For binomial distribution, \(P(X=k)= {n \choose k}p^k q^{n-k}\). Probability of a machine failure after 8 years is the same as probability of 0 successes after 8 trials. So for \(k=0\) and \(n=8\), \(P(X=0) = {8\choose0} 0.1^0 \times 0.9^{8-0} = 1 \times 1 \times 0.9^8 \approx 0.4305\).

# Calculating P(X=0) for n=8 using binomial distribution
pbinom(0,8,0.1,lower.tail=TRUE)
## [1] 0.4304672

Expected value and standard deviation will depend on number of years/trials tracked. Consider first 8 years.

Expected value \(E(X)=np= 8 \times 0.1 = 0.8\).

Standard deviation \(\sigma^2 = \sqrt{npq} = \sqrt{8 \times 0.1 \times 0.9} \approx 0.8485\).

PART D

What is the probability that the machine will fail after 8 years? Provide also the expected value and standard deviation. Model as a Poisson.
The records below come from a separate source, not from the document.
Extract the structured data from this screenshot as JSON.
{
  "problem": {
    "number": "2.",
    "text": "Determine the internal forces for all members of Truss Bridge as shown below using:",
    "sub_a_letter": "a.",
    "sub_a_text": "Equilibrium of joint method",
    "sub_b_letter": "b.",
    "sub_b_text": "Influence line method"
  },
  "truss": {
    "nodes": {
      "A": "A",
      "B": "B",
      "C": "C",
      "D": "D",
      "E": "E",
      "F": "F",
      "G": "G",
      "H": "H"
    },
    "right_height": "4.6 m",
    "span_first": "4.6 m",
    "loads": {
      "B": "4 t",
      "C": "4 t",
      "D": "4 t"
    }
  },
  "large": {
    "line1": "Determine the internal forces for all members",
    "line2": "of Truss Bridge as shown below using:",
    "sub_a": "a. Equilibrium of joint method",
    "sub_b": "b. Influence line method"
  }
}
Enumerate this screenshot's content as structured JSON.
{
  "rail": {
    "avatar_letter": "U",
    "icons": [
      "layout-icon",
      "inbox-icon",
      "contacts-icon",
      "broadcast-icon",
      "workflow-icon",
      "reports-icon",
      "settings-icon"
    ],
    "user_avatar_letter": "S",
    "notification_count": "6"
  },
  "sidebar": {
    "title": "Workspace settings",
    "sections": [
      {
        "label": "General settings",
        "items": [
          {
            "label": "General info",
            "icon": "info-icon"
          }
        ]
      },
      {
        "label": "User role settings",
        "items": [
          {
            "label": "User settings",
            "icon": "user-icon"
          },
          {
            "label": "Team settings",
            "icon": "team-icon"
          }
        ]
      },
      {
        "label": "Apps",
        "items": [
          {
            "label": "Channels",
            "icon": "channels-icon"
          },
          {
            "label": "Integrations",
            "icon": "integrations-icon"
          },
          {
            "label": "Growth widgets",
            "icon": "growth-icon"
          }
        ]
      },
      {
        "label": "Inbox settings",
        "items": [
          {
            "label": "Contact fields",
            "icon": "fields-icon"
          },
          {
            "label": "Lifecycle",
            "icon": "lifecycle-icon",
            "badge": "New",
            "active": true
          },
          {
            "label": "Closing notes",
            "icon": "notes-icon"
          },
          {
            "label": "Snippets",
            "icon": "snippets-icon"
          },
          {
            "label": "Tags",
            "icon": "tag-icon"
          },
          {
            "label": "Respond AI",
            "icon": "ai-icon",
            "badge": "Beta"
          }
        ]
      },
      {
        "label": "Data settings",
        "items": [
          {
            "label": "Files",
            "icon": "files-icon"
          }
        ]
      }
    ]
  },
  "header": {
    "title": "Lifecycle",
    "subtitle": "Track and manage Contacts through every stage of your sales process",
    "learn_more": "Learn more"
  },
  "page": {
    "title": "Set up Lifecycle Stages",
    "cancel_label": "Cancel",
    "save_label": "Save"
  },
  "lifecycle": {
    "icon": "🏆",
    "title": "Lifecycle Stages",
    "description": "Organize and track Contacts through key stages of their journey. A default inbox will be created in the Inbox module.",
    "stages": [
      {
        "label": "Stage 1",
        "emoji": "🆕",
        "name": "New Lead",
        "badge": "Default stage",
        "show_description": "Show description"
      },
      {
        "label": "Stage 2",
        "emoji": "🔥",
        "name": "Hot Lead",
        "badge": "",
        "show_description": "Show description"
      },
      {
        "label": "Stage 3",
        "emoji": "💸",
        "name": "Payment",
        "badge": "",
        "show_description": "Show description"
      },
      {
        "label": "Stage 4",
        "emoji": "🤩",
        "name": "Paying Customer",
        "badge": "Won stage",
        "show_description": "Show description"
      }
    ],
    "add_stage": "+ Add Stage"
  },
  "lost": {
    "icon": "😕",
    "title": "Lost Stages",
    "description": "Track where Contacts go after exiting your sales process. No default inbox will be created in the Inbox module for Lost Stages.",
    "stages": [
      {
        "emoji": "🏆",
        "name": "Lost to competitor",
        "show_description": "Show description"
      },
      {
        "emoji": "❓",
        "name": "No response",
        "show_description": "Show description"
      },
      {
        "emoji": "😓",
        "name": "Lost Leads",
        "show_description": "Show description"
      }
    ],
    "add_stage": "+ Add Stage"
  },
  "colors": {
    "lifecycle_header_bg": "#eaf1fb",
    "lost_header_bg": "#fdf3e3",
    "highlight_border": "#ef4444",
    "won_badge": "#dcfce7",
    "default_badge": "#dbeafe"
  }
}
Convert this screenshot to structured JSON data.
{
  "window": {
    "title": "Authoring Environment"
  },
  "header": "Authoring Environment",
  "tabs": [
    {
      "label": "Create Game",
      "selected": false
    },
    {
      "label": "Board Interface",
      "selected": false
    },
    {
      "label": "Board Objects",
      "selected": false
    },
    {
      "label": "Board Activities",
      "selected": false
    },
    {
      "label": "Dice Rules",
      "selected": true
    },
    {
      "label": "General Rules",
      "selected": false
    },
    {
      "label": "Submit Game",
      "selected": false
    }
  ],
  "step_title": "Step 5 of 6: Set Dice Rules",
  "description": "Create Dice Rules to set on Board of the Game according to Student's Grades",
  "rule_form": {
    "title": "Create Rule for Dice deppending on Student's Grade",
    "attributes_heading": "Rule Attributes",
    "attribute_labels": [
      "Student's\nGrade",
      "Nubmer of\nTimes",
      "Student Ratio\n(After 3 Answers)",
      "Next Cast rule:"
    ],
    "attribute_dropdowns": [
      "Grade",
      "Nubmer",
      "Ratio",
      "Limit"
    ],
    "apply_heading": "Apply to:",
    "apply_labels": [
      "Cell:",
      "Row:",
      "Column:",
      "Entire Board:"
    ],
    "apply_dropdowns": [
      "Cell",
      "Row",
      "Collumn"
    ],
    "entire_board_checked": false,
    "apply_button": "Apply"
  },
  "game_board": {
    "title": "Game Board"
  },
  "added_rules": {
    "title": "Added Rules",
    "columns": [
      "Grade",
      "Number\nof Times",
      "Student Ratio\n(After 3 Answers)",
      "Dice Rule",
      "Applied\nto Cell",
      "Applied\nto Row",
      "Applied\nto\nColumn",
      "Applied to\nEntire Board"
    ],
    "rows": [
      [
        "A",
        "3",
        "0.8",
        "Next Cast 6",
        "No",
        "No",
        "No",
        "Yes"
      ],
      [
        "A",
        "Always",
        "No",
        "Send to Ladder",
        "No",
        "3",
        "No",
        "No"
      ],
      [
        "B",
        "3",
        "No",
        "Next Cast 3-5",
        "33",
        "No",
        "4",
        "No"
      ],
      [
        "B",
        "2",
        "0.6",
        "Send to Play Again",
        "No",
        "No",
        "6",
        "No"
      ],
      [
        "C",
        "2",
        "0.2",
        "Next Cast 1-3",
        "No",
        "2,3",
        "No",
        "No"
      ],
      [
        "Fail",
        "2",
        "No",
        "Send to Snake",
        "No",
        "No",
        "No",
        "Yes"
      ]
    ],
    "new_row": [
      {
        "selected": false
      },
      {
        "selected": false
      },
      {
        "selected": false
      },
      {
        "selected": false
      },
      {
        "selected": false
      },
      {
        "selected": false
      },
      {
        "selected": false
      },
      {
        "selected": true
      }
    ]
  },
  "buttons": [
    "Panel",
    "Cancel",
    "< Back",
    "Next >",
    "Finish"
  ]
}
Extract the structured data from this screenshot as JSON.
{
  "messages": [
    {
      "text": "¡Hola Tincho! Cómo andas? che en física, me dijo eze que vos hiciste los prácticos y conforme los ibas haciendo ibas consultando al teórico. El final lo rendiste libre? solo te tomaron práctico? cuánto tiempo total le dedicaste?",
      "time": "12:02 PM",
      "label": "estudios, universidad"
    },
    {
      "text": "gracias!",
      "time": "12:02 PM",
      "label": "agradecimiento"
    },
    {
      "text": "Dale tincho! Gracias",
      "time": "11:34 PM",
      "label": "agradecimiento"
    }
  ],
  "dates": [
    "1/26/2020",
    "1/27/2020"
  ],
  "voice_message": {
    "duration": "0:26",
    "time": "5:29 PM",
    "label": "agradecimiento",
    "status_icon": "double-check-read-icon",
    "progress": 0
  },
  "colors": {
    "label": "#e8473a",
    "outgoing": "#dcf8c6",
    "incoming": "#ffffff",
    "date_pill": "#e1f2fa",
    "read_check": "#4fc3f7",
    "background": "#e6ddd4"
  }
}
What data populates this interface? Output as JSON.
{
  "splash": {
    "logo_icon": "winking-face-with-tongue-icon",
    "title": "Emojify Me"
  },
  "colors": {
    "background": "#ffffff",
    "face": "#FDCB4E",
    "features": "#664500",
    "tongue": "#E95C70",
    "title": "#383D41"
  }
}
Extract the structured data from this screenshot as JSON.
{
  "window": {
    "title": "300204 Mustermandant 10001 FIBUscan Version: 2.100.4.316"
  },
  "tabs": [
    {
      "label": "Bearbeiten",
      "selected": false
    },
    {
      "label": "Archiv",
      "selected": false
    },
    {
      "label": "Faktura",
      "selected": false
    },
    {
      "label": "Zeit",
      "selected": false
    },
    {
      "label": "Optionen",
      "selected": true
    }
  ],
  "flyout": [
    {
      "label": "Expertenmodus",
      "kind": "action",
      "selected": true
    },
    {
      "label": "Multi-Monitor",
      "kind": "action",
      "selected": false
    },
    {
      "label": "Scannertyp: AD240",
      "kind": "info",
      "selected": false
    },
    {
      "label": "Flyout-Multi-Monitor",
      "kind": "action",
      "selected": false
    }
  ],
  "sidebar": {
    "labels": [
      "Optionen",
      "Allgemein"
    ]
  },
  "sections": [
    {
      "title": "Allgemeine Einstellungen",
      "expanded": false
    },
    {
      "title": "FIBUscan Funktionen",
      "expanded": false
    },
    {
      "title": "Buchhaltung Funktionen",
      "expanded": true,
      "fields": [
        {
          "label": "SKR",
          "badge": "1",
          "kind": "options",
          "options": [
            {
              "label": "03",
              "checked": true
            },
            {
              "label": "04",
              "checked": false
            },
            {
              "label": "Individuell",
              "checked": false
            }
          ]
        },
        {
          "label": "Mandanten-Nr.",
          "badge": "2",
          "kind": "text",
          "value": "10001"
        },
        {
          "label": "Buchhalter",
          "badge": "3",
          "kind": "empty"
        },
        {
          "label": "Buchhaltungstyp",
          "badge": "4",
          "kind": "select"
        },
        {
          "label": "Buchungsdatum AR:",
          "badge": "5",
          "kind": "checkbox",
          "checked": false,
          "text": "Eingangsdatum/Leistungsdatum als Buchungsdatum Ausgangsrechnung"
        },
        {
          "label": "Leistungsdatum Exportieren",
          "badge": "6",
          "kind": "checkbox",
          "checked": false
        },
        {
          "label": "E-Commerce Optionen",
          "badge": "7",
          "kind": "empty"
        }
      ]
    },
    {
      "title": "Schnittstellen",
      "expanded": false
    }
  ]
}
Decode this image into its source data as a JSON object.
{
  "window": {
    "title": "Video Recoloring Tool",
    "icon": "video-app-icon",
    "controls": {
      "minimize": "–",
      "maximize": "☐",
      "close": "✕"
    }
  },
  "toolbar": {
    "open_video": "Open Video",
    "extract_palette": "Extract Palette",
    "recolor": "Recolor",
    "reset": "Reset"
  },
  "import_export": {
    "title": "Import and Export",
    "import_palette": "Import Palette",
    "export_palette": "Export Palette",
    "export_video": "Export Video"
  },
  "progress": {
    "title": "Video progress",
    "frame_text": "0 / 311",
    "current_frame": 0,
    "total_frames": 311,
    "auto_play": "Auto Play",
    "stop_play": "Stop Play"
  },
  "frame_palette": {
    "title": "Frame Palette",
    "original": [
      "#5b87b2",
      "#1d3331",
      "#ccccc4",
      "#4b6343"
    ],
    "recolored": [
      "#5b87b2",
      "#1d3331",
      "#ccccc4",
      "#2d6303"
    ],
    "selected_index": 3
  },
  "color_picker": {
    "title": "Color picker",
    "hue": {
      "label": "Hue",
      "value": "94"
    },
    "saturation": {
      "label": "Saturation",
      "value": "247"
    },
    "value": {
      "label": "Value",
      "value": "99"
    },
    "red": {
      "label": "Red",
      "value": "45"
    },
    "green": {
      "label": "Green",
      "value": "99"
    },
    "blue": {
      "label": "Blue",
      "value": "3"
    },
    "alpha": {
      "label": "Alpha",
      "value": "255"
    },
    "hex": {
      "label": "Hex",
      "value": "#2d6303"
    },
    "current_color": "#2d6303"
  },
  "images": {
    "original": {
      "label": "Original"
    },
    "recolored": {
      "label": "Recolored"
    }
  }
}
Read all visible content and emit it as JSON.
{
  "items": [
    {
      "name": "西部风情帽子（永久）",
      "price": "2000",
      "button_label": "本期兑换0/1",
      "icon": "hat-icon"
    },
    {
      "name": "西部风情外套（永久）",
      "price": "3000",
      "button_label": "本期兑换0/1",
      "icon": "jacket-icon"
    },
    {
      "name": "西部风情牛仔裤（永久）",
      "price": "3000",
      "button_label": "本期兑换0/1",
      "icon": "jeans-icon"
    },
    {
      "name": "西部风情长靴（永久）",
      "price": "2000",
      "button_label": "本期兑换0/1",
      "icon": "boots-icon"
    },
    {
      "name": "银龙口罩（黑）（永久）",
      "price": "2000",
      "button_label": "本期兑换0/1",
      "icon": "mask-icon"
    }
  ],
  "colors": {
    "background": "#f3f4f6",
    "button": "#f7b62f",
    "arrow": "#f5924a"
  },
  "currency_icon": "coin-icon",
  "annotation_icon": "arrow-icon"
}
On average we observe \(\lambda=0.1\) machine failures per year. For Poisson distribution, \(P(X=k)=\frac{e^{-\lambda}\lambda^k}{k!}\). Probabilty of a machine failure after 8 years is the same as probability of 0 successess after 8 intervals (similarly to the binomial distribution). \(P(no\ failures\ in\ 8\ years)=P(X=0)^8 = (\frac{e^{-0.1} \times 0.1^0}{0!})^8 = (e^{-0.1})^8 \approx 0.4493\)

# Calculating P(X=0) for 8 intervals using Poisson distribution
ppois(0,0.1,lower.tail=TRUE)^8
## [1] 0.449329

For Poisson distribution, \(E(X) = \sigma^2 = \lambda = 0.1\).